# Check for and remove remote Monitoring Software



## dallascaley (May 29, 2017)

I work as a software developer at a small company and I was recently informed by my boss that our tech guy snuck into the dev office and did "something" to my computer while i was away. I know that the owner of the company has installed monitoring software on all of the PC computers in the office so i suspect that he did the same thing to mine (or tried to). How to i go about finding this software and removing it if it exists?

Note: i'm on a Macbook pro, Sierra 10.12.4 and i have access to the admin/root account.


----------



## Confounded Also (Aug 19, 2015)

If it's a company owned machine, they can install whatever they wish. You trying to remove it could cost yourself your job.


----------



## dallascaley (May 29, 2017)

I’m not asking about how this will affect my job. I’m a salaried employee with over a decade of experience and in my opinion I should not be judged by whether or not i want to look at a few cat pics on pinterest while i’m sitting at my desk but rather on the quality of my output. 

Frankly i find this practice very offensive and as i live in one of the best places on the planet to be software developer and my resume is impressive i’m sure i will have no problem finding another position at a more progressive company right across town if worse comes to worse. 

What i am asking though is whether or not they actually did anything. I need to know if i should be angry or not. does that make sense?


----------



## MartyF81 (Jan 23, 2013)

Wether you agree with it or not.... its between you and your boss. As my parents told me many times as a kid "My house, my rules".

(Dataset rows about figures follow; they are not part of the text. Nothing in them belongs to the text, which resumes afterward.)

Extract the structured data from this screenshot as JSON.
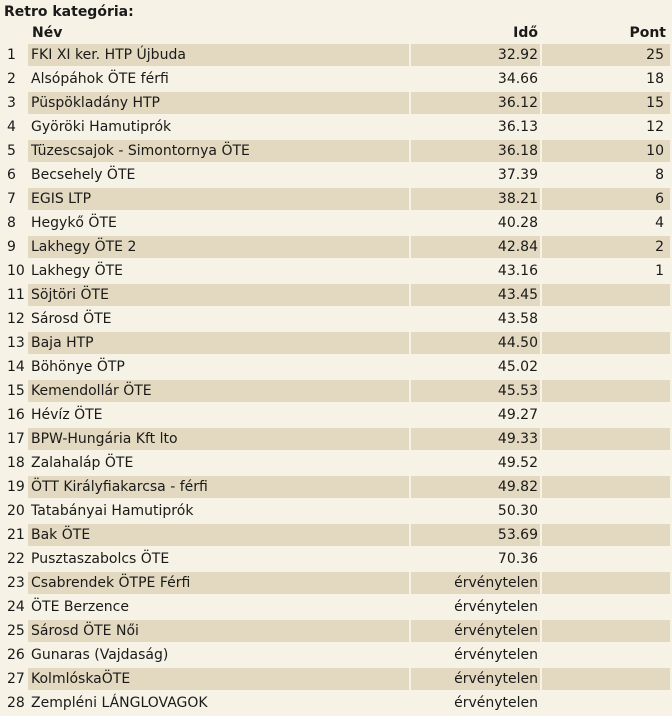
{
  "category_title": "Retro kategória:",
  "headers": {
    "name": "Név",
    "time": "Idő",
    "points": "Pont"
  },
  "rows": [
    {
      "rank": "1",
      "name": "FKI XI ker. HTP Újbuda",
      "time": "32.92",
      "points": "25"
    },
    {
      "rank": "2",
      "name": "Alsópáhok ÖTE férfi",
      "time": "34.66",
      "points": "18"
    },
    {
      "rank": "3",
      "name": "Püspökladány HTP",
      "time": "36.12",
      "points": "15"
    },
    {
      "rank": "4",
      "name": "Györöki Hamutiprók",
      "time": "36.13",
      "points": "12"
    },
    {
      "rank": "5",
      "name": "Tüzescsajok - Simontornya ÖTE",
      "time": "36.18",
      "points": "10"
    },
    {
      "rank": "6",
      "name": "Becsehely ÖTE",
      "time": "37.39",
      "points": "8"
    },
    {
      "rank": "7",
      "name": "EGIS LTP",
      "time": "38.21",
      "points": "6"
    },
    {
      "rank": "8",
      "name": "Hegykő ÖTE",
      "time": "40.28",
      "points": "4"
    },
    {
      "rank": "9",
      "name": "Lakhegy ÖTE 2",
      "time": "42.84",
      "points": "2"
    },
    {
      "rank": "10",
      "name": "Lakhegy ÖTE",
      "time": "43.16",
      "points": "1"
    },
    {
      "rank": "11",
      "name": "Söjtöri ÖTE",
      "time": "43.45",
      "points": ""
    },
    {
      "rank": "12",
      "name": "Sárosd ÖTE",
      "time": "43.58",
      "points": ""
    },
    {
      "rank": "13",
      "name": "Baja HTP",
      "time": "44.50",
      "points": ""
    },
    {
      "rank": "14",
      "name": "Böhönye ÖTP",
      "time": "45.02",
      "points": ""
    },
    {
      "rank": "15",
      "name": "Kemendollár ÖTE",
      "time": "45.53",
      "points": ""
    },
    {
      "rank": "16",
      "name": "Hévíz ÖTE",
      "time": "49.27",
      "points": ""
    },
    {
      "rank": "17",
      "name": "BPW-Hungária Kft lto",
      "time": "49.33",
      "points": ""
    },
    {
      "rank": "18",
      "name": "Zalahaláp ÖTE",
      "time": "49.52",
      "points": ""
    },
    {
      "rank": "19",
      "name": "ÖTT Királyfiakarcsa - férfi",
      "time": "49.82",
      "points": ""
    },
    {
      "rank": "20",
      "name": "Tatabányai Hamutiprók",
      "time": "50.30",
      "points": ""
    },
    {
      "rank": "21",
      "name": "Bak ÖTE",
      "time": "53.69",
      "points": ""
    },
    {
      "rank": "22",
      "name": "Pusztaszabolcs ÖTE",
      "time": "70.36",
      "points": ""
    },
    {
      "rank": "23",
      "name": "Csabrendek ÖTPE Férfi",
      "time": "érvénytelen",
      "points": ""
    },
    {
      "rank": "24",
      "name": "ÖTE Berzence",
      "time": "érvénytelen",
      "points": ""
    },
    {
      "rank": "25",
      "name": "Sárosd ÖTE Női",
      "time": "érvénytelen",
      "points": ""
    },
    {
      "rank": "26",
      "name": "Gunaras (Vajdaság)",
      "time": "érvénytelen",
      "points": ""
    },
    {
      "rank": "27",
      "name": "KolmlóskaÖTE",
      "time": "érvénytelen",
      "points": ""
    },
    {
      "rank": "28",
      "name": "Zempléni LÁNGLOVAGOK",
      "time": "érvénytelen",
      "points": ""
    }
  ],
  "colors": {
    "background": "#f7f2e6",
    "row_shade": "#e3d9c0"
  }
}
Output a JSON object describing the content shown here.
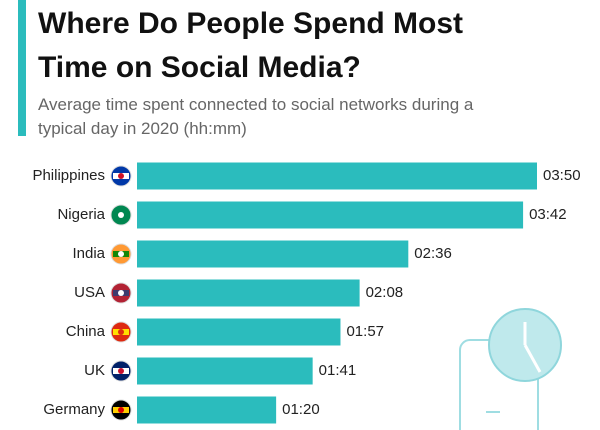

Either way, this forum does not provide support for circumventing security, restrictions, etc...


----------



## justmacanswers (Jun 16, 2017)

You should simply ask your IT team if they installed something. If they are guarded in responding, then you will know. I worked in an IT team for over 10 years and we had to install certain software called JAMF for deployment and inventory reasons. We didn't have time to spy on people. I was always honest and up front. We never connected to a persons machine unless they gave us permission. We always wanted to maintain an environment of trust. If you go to another company they might be using the same software.  Just get your own laptop to avoid any headaches.


----------